Линины письма кстати посылаю.

Адресная надпись:

Мариэтте Серг. Шагинян (с пакетом).

No 37.

Среда.

<Без даты>

Милая Мариэтта, сказки я ваши прочла. По-моему, одна под Андерсена, а другая -- так умна, так умна, что боюсь, как бы детям она не показалась глупой. В этом духе я и отрекомендовала их Поликсене Сергеевне по телефону, а сказки послала по почте. Они там молят, главное, "реального рассказа", а всех, хоть ты что, тянет на сказки.

Будь я сейчас маленькой девочкой -- я сама бы жаждала рассказа, и чтобы премного в нем "случалось".

Мне бы очень хотелось, чтобы вы в пятницу (эту) пошли познакомиться с Пол<иксеной> Серг<еевной>. Возьмете у нее кстати том ваших стихов (с моими пометками, с кот<орыми> она согласна, хоть еще имеет и свое мнение). Я рассказала ей между прочим, что вы "кладезь премудрости", и она уверяет, что "боится" вас. Но вы этого не бойтесь.

Впрочем все это я надеюсь вам рассказать и лично, т.к. жду вас в четверг.

З. Г.

Милая Мариэтта,

будьте добрая, отдайте кстати прилагаемый пакет Пол<иксене> Сер<геев>не, когда будете у нее сегодня!

Ваша З. Г.

На обороте адресная надпись:

Мариэтте Сергеевне Шагинян.

Помета М.Шагинян:

Начало работы у Поликсены Сергеевны Соловьевой -- Allegro. "Тропинка"28.

No 38.

22.

Милая Мариэтта, посылаю вам от Пол<иксены> Серг<еевны> половину письма, относящуюся к вам, и то, что она прилагает. Вы, оказывается, не дали ей своего адреса. Дайте хоть московский.

Она больна, у нее, кроме сердца, еще болят почки.

Мне, кажется, лучше, сижу целые дни одна, скучно, но отдохновенно. Впрочем, и не скучно было бы, если бы можно было писать. Но этого еще боюсь.

Жду вас в четверг, как обещали. Пришлите мне Линино письмо, если находите интересным.

Думаю о том, какие все люди разные и как невозможно им понимать друг друга. И они не виноваты. Разно устроены. Знать еще можно кое-что, да и то все ложь.

Искренне ваша Зин. Г.

Адресная надпись:

Мариэтте Сергеевне Шагинян.

Пантел. 4 кв. 20.

No 39.

<Без даты>

Только хотела писать вам, чтобы вы пришли сегодня! Приходите, мне вас нужно. Пол<иксена> Серг<еевна> просит вас придти к ней завтра, поговорить о рассказе, который ей очень нравится. А я вам дам для нее кое-что передать.

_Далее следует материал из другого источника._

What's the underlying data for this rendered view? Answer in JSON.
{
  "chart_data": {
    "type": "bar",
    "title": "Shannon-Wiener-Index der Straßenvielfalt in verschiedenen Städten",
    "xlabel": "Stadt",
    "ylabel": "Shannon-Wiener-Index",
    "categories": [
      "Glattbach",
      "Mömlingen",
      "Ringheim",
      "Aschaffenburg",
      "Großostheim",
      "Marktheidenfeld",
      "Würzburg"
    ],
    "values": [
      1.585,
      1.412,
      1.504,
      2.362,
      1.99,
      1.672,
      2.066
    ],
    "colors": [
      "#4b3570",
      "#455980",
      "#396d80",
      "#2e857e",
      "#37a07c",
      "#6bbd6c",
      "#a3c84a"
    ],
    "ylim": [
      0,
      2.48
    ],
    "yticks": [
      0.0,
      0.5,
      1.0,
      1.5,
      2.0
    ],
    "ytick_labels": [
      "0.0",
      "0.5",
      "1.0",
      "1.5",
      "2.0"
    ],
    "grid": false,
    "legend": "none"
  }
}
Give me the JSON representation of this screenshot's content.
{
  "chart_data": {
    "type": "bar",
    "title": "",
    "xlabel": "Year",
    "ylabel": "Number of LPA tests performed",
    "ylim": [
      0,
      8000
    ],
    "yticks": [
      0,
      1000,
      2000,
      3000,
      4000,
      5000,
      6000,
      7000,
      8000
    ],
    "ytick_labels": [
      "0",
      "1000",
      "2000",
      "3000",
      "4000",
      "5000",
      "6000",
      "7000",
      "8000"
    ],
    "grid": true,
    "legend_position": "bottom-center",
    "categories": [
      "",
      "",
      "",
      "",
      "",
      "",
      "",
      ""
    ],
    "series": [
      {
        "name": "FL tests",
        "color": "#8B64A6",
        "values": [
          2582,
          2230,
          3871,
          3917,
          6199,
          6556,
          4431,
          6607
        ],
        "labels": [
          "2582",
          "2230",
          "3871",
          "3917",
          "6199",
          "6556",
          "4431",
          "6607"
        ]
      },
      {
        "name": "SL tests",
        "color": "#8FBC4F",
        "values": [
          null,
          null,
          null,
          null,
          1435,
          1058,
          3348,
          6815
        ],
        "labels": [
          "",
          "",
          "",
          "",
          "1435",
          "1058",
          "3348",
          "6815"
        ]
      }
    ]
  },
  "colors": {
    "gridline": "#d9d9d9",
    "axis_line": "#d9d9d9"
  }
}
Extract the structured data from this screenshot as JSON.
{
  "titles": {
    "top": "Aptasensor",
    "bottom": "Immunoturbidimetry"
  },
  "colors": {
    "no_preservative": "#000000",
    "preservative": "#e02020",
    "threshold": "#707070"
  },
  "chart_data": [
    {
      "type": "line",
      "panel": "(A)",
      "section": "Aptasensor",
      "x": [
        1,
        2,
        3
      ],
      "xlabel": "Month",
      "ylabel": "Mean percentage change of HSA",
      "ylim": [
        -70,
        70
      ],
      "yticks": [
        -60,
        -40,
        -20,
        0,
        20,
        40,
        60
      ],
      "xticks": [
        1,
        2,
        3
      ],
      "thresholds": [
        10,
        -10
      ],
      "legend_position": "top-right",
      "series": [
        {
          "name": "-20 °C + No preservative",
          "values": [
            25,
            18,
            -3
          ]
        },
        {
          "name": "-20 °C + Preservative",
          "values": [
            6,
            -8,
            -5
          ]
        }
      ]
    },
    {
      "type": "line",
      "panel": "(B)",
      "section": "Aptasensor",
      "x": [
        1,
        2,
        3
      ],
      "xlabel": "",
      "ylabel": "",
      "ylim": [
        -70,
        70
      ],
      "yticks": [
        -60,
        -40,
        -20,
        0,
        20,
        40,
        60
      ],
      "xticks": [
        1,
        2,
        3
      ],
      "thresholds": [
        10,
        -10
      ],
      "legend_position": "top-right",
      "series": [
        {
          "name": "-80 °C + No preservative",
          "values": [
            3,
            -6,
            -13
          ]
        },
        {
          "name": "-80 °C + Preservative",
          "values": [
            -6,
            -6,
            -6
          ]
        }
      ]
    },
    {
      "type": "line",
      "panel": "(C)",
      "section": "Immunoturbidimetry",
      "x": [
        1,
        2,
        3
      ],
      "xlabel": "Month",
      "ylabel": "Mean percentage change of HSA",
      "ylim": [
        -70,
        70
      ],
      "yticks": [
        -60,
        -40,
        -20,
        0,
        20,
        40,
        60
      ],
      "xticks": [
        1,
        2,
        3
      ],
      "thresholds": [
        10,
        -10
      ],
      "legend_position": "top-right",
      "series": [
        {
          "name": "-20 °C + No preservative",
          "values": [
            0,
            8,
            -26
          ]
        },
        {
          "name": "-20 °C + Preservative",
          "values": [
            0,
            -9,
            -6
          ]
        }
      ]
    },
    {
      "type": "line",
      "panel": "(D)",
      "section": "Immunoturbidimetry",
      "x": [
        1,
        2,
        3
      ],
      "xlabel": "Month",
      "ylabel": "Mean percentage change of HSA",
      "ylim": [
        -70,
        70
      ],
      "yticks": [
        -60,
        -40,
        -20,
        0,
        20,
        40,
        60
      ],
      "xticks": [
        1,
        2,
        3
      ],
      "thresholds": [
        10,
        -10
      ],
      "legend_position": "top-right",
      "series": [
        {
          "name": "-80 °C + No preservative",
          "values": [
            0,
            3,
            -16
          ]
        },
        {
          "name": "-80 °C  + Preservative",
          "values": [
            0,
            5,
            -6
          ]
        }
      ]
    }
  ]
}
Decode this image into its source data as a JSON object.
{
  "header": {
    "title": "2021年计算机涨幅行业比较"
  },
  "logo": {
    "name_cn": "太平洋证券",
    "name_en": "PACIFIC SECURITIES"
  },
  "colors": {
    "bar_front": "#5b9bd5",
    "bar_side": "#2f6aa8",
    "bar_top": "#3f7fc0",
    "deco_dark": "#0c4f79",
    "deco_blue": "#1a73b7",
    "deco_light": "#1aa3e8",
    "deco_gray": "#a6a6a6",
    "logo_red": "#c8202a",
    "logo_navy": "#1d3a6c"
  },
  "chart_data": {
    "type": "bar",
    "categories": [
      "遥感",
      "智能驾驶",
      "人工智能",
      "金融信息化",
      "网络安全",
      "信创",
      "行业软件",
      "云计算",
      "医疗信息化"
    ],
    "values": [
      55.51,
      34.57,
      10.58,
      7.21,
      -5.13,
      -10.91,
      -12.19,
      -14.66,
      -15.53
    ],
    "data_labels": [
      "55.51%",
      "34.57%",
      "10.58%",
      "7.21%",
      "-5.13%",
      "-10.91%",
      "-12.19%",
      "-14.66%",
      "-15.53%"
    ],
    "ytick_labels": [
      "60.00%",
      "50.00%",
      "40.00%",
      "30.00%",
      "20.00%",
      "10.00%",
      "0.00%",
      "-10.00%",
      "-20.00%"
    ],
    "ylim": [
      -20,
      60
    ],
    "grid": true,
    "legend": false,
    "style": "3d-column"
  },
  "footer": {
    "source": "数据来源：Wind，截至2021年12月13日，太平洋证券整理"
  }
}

Нет! Это уж предел, третий раз переписывать!29 Не могу решиться. И так вы меня совсем подавили своими подвигами. Итак -- до 5 часов!

Зин.

Лучше книжку рассказов приведем в порядок, она растрепана.

Адресная надпись:

Мариэтте Сергеевне Шагинян.

Помета М.Шагинян:

Я переписала ее стихи для печати. No 32.

No 40.

Среда.

<Без даты>

Бедная моя Мариэтточка, и отчего это вы такая психопаточка? Я, было, написала вам вразумительное письмо, но вижу, не стоит. И денег обратно не посылаю, чего им взад-вперед таскаться, а вы приготовьте Пол<иксене> Серг<еевне> письмо с объяснениями и с просьбой возвратить рукопись, принесите ко мне, я вложу деньги м отправим при вас. Я и читать не хочу ваших объяснений, а сама не могу ей ничего говорить, мне жалко ее оскорблять, а за вас стыдно.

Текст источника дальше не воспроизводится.